Lately, educators have stressed the importance of attracting more girls to STEM areas of study (science, technology, engineering and math) — especially computer programming, since men outnumber women 7 to 3 in tech industry careers. But now, a group of researchers at South Carolina’s Clemson University have hit upon a unique way to spark girls’ interest in software engineering: through dance.
Dr. Shaundra Daily, an assistant professor of computing at Clemson who was the lead author in a study published in Technology, Knowledge and Learning, found that the computational skills of fifth and sixth grade girls improved after they interacted with dance choreography software. Daily hit upon this idea because she was a competitive dancer who now leads her own computer lab at Clemson.

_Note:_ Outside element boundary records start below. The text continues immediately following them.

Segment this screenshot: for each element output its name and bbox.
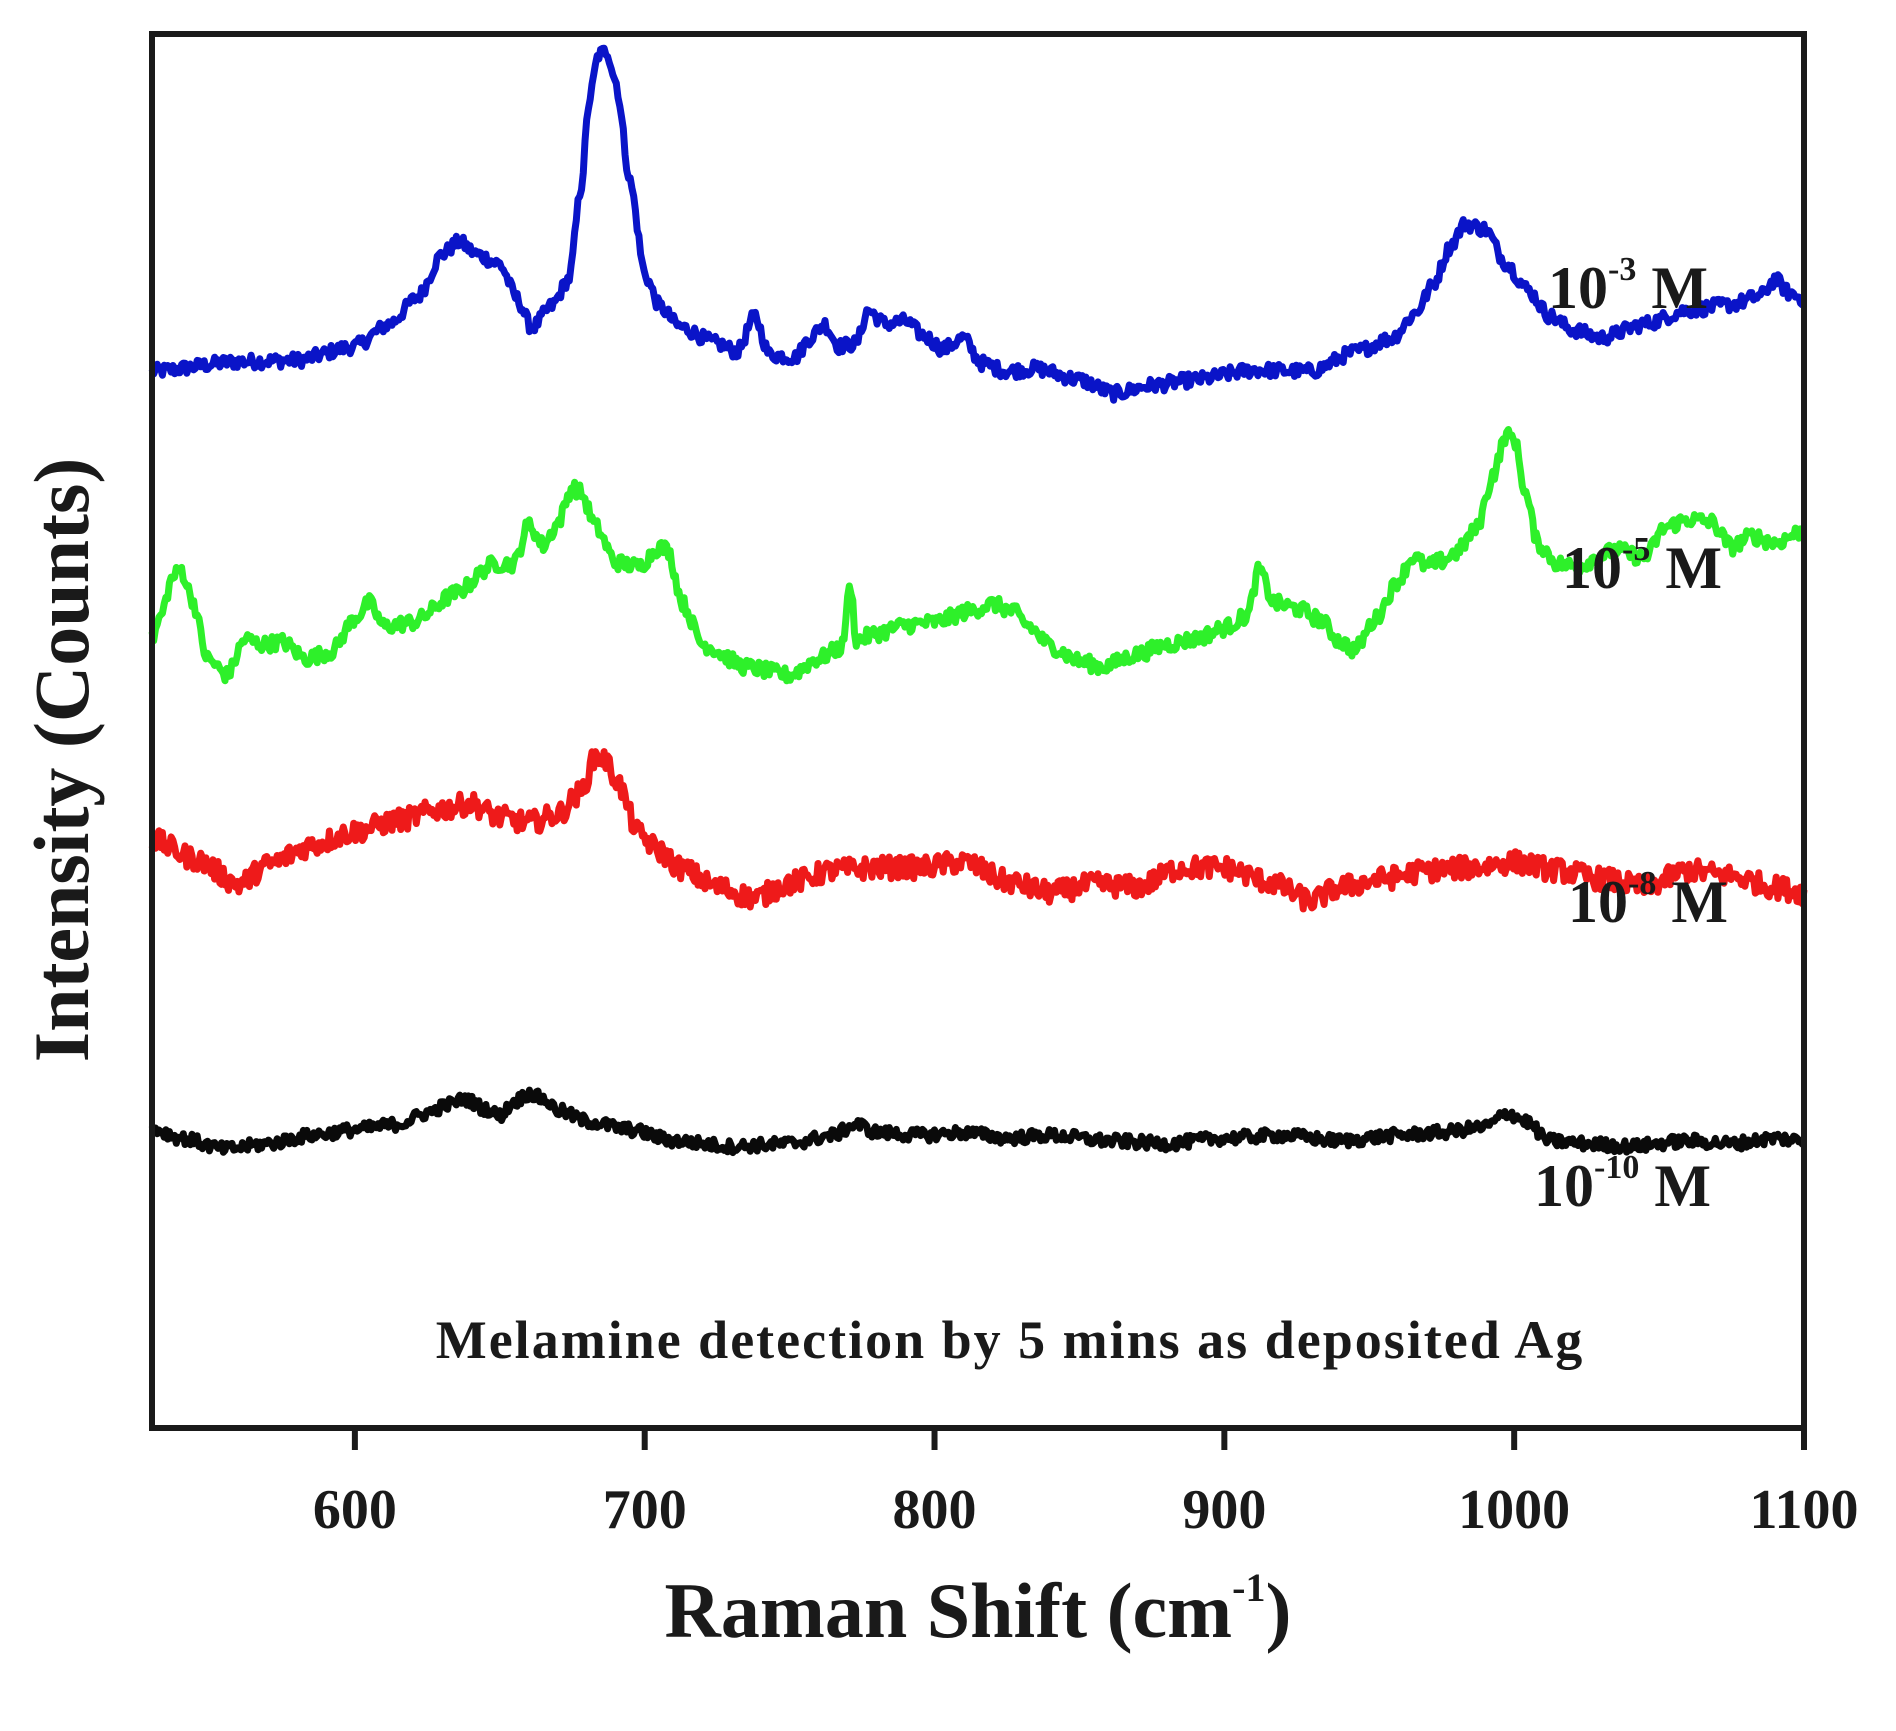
series-label-unit: M — [1639, 1153, 1711, 1219]
series-line-3 — [148, 748, 1808, 913]
series-label-unit: M — [1650, 535, 1722, 601]
series-label-exponent: -8 — [1628, 865, 1656, 902]
x-axis-label-sup: -1 — [1232, 1565, 1265, 1610]
x-ticks: 600 700 800 900 1000 1100 — [313, 1428, 1859, 1541]
traces-layer — [148, 44, 1808, 1157]
series-labels: 10-3 M10-5 M10-8 M10-10 M — [1534, 251, 1728, 1219]
series-label-2: 10-5 M — [1562, 531, 1722, 601]
series-label-exponent: -10 — [1594, 1149, 1639, 1186]
series-label-base: 10 — [1534, 1153, 1594, 1219]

Through the Virtual Environment Interactions (VEnvl) software, the girls were able to program three-dimensional characters to perform dance moves just by moving their own bodies. The girls learned to develop new computing strategies to improve their choreography.
Dr. Alison Leonard, an assistant professor of education at Clemson who co-authored the study, says in a press release that dance and software engineering have more in common than you might think: “Executing one bit of code or movement one after the other exists in both programming and choreography. Likewise, loops or repeating a set of steps, also occur in both contexts.”
One of the goals of Daily’s research is to determine how to encourage more girls to become involved with computing. “We want more diverse faces around the table, helping to come up with technological solutions to societal issues,” she says. “So we’re working with girls to create more pathways to support their participation.”